Maklad’s name doesn’t appear in any U.S. district court filing. DHS didn’t provide evidence to those claims or answer questions about why they hadn’t come up in Maklad’s previous court hearings or asylum interviews.
Campos says U.S. law would have prohibited Maklad from accessing the type of protection he got if claims of terrorism had been brought back then.

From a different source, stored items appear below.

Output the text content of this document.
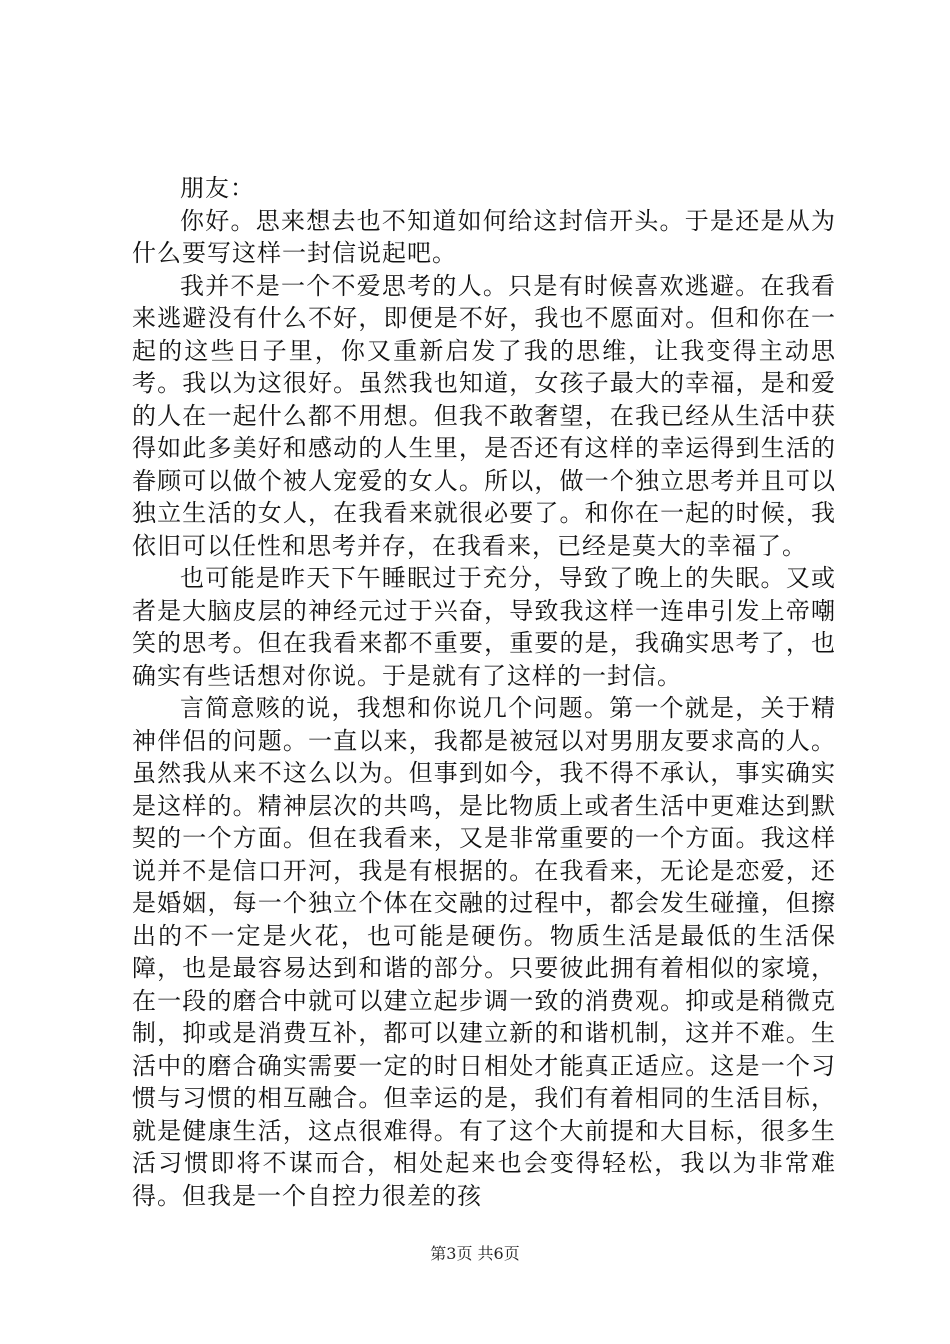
朋友：

你好。思来想去也不知道如何给这封信开头。于是还是从为什么要写这样一封信说起吧。

我并不是一个不爱思考的人。只是有时候喜欢逃避。在我看来逃避没有什么不好，即便是不好，我也不愿面对。但和你在一起的这些日子里，你又重新启发了我的思维，让我变得主动思考。我以为这很好。虽然我也知道，女孩子最大的幸福，是和爱的人在一起什么都不用想。但我不敢奢望，在我已经从生活中获得如此多美好和感动的人生里，是否还有这样的幸运得到生活的眷顾可以做个被人宠爱的女人。所以，做一个独立思考并且可以独立生活的女人，在我看来就很必要了。和你在一起的时候，我依旧可以任性和思考并存，在我看来，已经是莫大的幸福了。

也可能是昨天下午睡眠过于充分，导致了晚上的失眠。又或者是大脑皮层的神经元过于兴奋，导致我这样一连串引发上帝嘲笑的思考。但在我看来都不重要，重要的是，我确实思考了，也确实有些话想对你说。于是就有了这样的一封信。

言简意赅的说，我想和你说几个问题。第一个就是，关于精神伴侣的问题。一直以来，我都是被冠以对男朋友要求高的人。虽然我从来不这么以为。但事到如今，我不得不承认，事实确实是这样的。精神层次的共鸣，是比物质上或者生活中更难达到默契的一个方面。但在我看来，又是非常重要的一个方面。我这样说并不是信口开河，我是有根据的。在我看来，无论是恋爱，还是婚姻，每一个独立个体在交融的过程中，都会发生碰撞，但擦出的不一定是火花，也可能是硬伤。物质生活是最低的生活保障，也是最容易达到和谐的部分。只要彼此拥有着相似的家境，在一段的磨合中就可以建立起步调一致的消费观。抑或是稍微克制，抑或是消费互补，都可以建立新的和谐机制，这并不难。生活中的磨合确实需要一定的时日相处才能真正适应。这是一个习惯与习惯的相互融合。但幸运的是，我们有着相同的生活目标，就是健康生活，这点很难得。有了这个大前提和大目标，很多生活习惯即将不谋而合，相处起来也会变得轻松，我以为非常难得。但我是一个自控力很差的孩

第3页 共6页
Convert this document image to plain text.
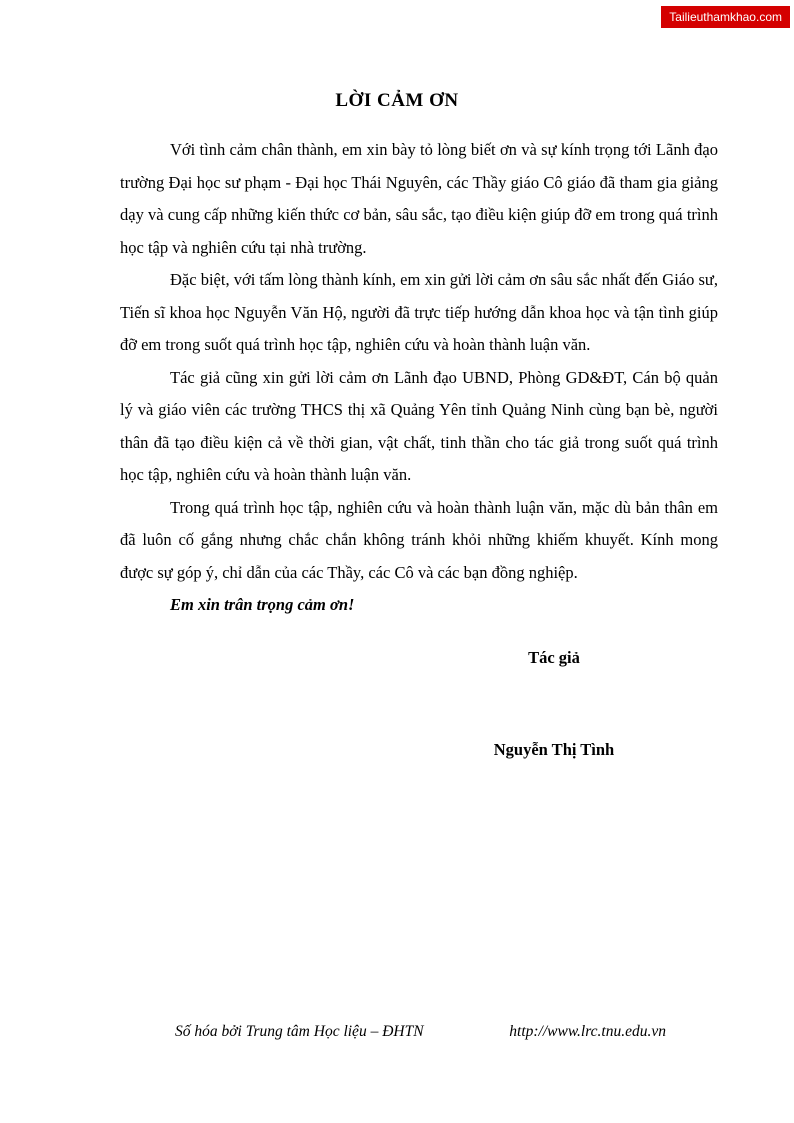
Tailieuthamkhao.com
LỜI CẢM ƠN

Với tình cảm chân thành, em xin bày tỏ lòng biết ơn và sự kính trọng tới Lãnh đạo trường Đại học sư phạm - Đại học Thái Nguyên, các Thầy giáo Cô giáo đã tham gia giảng dạy và cung cấp những kiến thức cơ bản, sâu sắc, tạo điều kiện giúp đỡ em trong quá trình học tập và nghiên cứu tại nhà trường.

Đặc biệt, với tấm lòng thành kính, em xin gửi lời cảm ơn sâu sắc nhất đến Giáo sư, Tiến sĩ khoa học Nguyễn Văn Hộ, người đã trực tiếp hướng dẫn khoa học và tận tình giúp đỡ em trong suốt quá trình học tập, nghiên cứu và hoàn thành luận văn.

Tác giả cũng xin gửi lời cảm ơn Lãnh đạo UBND, Phòng GD&ĐT, Cán bộ quản lý và giáo viên các trường THCS thị xã Quảng Yên tỉnh Quảng Ninh cùng bạn bè, người thân đã tạo điều kiện cả về thời gian, vật chất, tinh thần cho tác giả trong suốt quá trình học tập, nghiên cứu và hoàn thành luận văn.

Trong quá trình học tập, nghiên cứu và hoàn thành luận văn, mặc dù bản thân em đã luôn cố gắng nhưng chắc chắn không tránh khỏi những khiếm khuyết. Kính mong được sự góp ý, chỉ dẫn của các Thầy, các Cô và các bạn đồng nghiệp.

Em xin trân trọng cảm ơn!
Tác giả
Nguyễn Thị Tình
Số hóa bởi Trung tâm Học liệu – ĐHTN	http://www.lrc.tnu.edu.vn
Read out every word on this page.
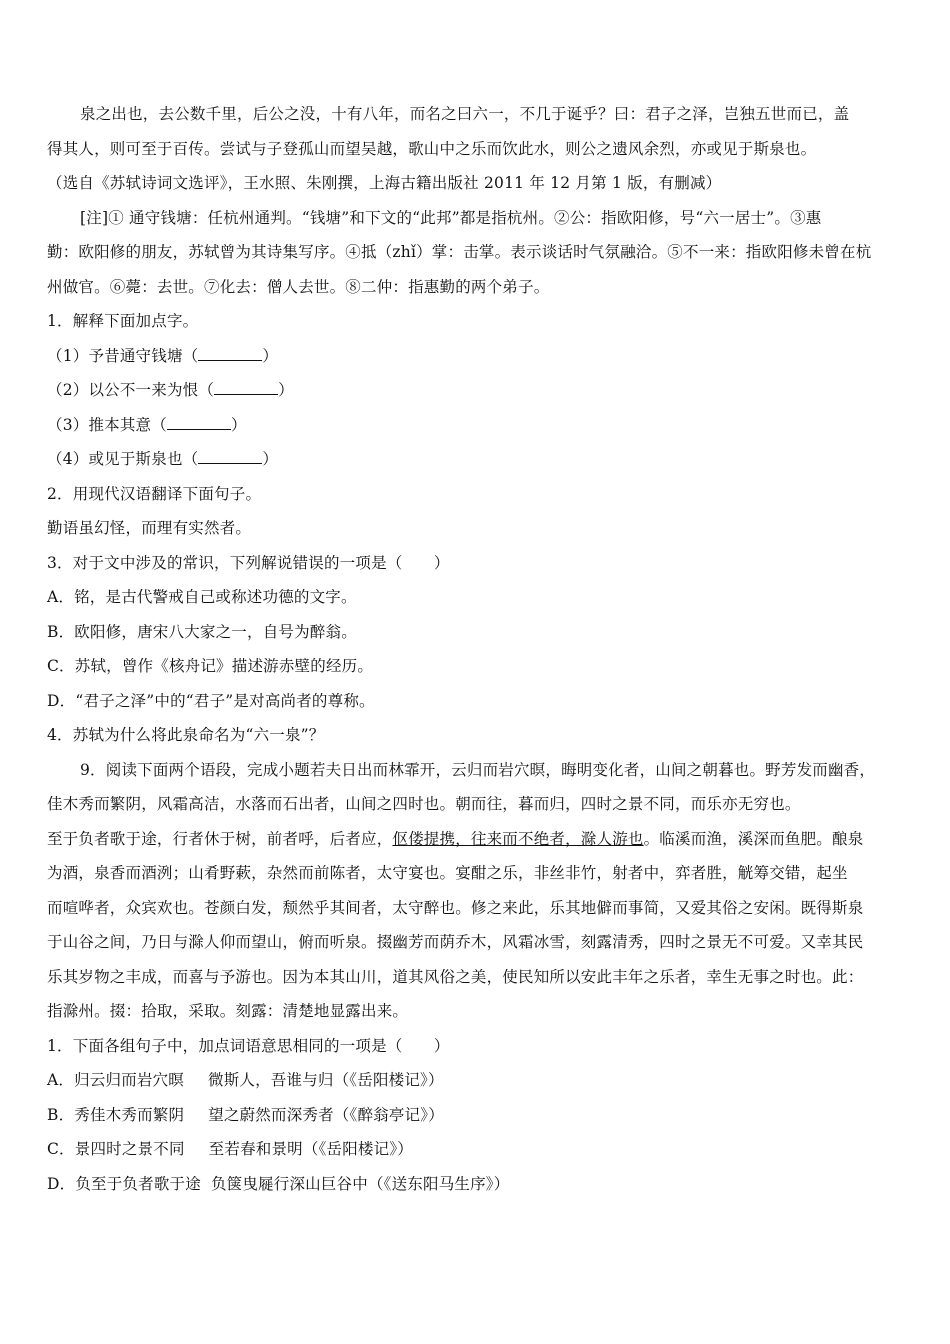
泉之出也，去公数千里，后公之没，十有八年，而名之曰六一，不几于诞乎？曰：君子之泽，岂独五世而已，盖
得其人，则可至于百传。尝试与子登孤山而望吴越，歌山中之乐而饮此水，则公之遗风余烈，亦或见于斯泉也。
（选自《苏轼诗词文选评》，王水照、朱刚撰，上海古籍出版社 2011 年 12 月第 1 版，有删减）
[注]① 通守钱塘：任杭州通判。“钱塘”和下文的“此邦”都是指杭州。②公：指欧阳修，号“六一居士”。③惠
勤：欧阳修的朋友，苏轼曾为其诗集写序。④抵（zhǐ）掌：击掌。表示谈话时气氛融洽。⑤不一来：指欧阳修未曾在杭
州做官。⑥薨：去世。⑦化去：僧人去世。⑧二仲：指惠勤的两个弟子。
1．解释下面加点字。
（1）予昔通守钱塘（	）
（2）以公不一来为恨（	）
（3）推本其意（	）
（4）或见于斯泉也（	）
2．用现代汉语翻译下面句子。
勤语虽幻怪，而理有实然者。
3．对于文中涉及的常识，下列解说错误的一项是（　　）
A．铭，是古代警戒自己或称述功德的文字。
B．欧阳修，唐宋八大家之一，自号为醉翁。
C．苏轼，曾作《核舟记》描述游赤壁的经历。
D．“君子之泽”中的“君子”是对高尚者的尊称。
4．苏轼为什么将此泉命名为“六一泉”？
9．阅读下面两个语段，完成小题若夫日出而林霏开，云归而岩穴暝，晦明变化者，山间之朝暮也。野芳发而幽香，
佳木秀而繁阴，风霜高洁，水落而石出者，山间之四时也。朝而往，暮而归，四时之景不同，而乐亦无穷也。
至于负者歌于途，行者休于树，前者呼，后者应，伛偻提携，往来而不绝者，滁人游也。临溪而渔，溪深而鱼肥。酿泉
为酒，泉香而酒洌；山肴野蔌，杂然而前陈者，太守宴也。宴酣之乐，非丝非竹，射者中，弈者胜，觥筹交错，起坐
而喧哗者，众宾欢也。苍颜白发，颓然乎其间者，太守醉也。修之来此，乐其地僻而事简，又爱其俗之安闲。既得斯泉
于山谷之间，乃日与滁人仰而望山，俯而听泉。掇幽芳而荫乔木，风霜冰雪，刻露清秀，四时之景无不可爱。又幸其民
乐其岁物之丰成，而喜与予游也。因为本其山川，道其风俗之美，使民知所以安此丰年之乐者，幸生无事之时也。此：
指滁州。掇：拾取，采取。刻露：清楚地显露出来。
1．下面各组句子中，加点词语意思相同的一项是（　　）
A．归云归而岩穴暝 微斯人，吾谁与归（《岳阳楼记》）
B．秀佳木秀而繁阴 望之蔚然而深秀者（《醉翁亭记》）
C．景四时之景不同 至若春和景明（《岳阳楼记》）
D．负至于负者歌于途 负箧曳屣行深山巨谷中（《送东阳马生序》）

“The optics of this case are terrible, a gentleman won his case in an immigration court, the government refuses to release him,” Campos said. “They’ve tried an illegal rendition to a third country. So how do they fix this? Let’s call him a terrorist.”
‘I’m wasting away’
Campos and other attorneys are trying to file a habeas corpus petition for Maklad, which would force the case before a judge. But for now, he’s stuck in detention.
“I’m wearing myself out,” Maklad says. “I’m wasting away.”
As his U.S. court documents describe, an arrest warrant was eventually issued for him there for failing to enlist in the military during wartime. Another threat came in 2018, when ISIS fighters killed hundreds of people in his hometown of Swaida, including some of his family members.
His younger sister, Shorouq, is still there. She says she worries about Maklad’s health in detention — he suffered a heart attack back in 2018 after the attack in his hometown and required surgery. But, she says, coming back isn’t safe.
“I don’t want Kamel to ever come back to Syria, not even to Swaida, because there’s absolutely no safety there,” she said in a voice memo in Arabic on WhatsApp. “There’s no internet, no electricity and no water, unless we buy it … the situation is very miserable here.”
Maklad knows Syria isn’t safe. But he says he needs to help his family and he doesn’t mind starting over.
“When I arrived in Venezuela, I didn’t speak a word of Spanish — I spent half an hour trying to order an empanada,” he said. “I worked hard to learn Spanish … and it doesn’t bother me, but what I’m looking for is a country where I can find peace. That’s all I’m looking for.”